Tablet UX-Forschung aus der Zeit der Pioniere

Das PenPoint Tablet war damals seiner Zeit weit voraus, zu teuer und zu schwer, verfügte aber über eine gestische Syntax und Vorteile für die persönliche Produktivität, von denen wir heute noch lernen können.

PenPoint Tablet Computer im Jahr 1992

 

by Jakob Nielsen (deutsche Übersetzung) - 25.01.2015

 

Vor kurzem sah ich mir einige alte Fotos an und entdeckte ein Bild aus meiner Zeit als Wissenschaftler bei Bell Communications Research (Bellcore, der Zweig von Bell Labs, der im Besitz der regionalen Bell Unternehmenseinheiten ist). Im Jahr 1992 erforschten wir die Usability von Tablet-Computern und das Foto oben zeigt mich mit einem Tablet mit dem PenPoint System der GO Corp.

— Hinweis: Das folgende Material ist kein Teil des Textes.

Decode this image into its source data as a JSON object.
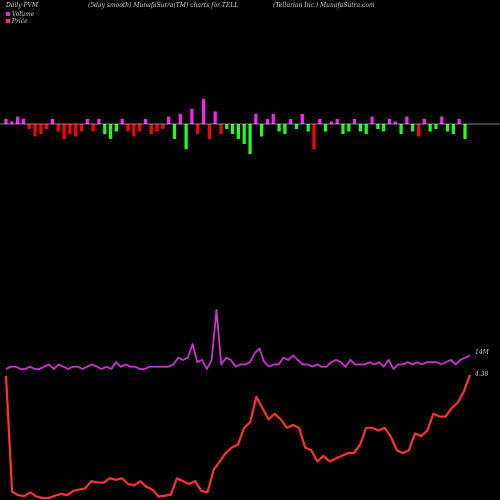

GO war ein Gerät, das mit einem Eingabestift bedient werden konnte und über eine Handschriftenerkennung verfügte. Wie Sie dem Foto entnehmen können, war es eindeutig unhandlicher als moderne Tablets und wog ca. 2 Kilogramm (5-mal so viel wie das aktuelle iPad). Meine Forschungsarbeiten mit dem GO deckten die meisten unserer heutigen Richtlinien für das Tablet-Design (engl.) nicht auf - vor allem, da dieses frühe Gerät über fast keine Anwendungen verfügte. Stattdessen studierten wir die Auswirkungen der handschriftlichen Dateneingabe und der durch Eingabestifte kontrollierten grafischen Nutzeroberflächen (GUI).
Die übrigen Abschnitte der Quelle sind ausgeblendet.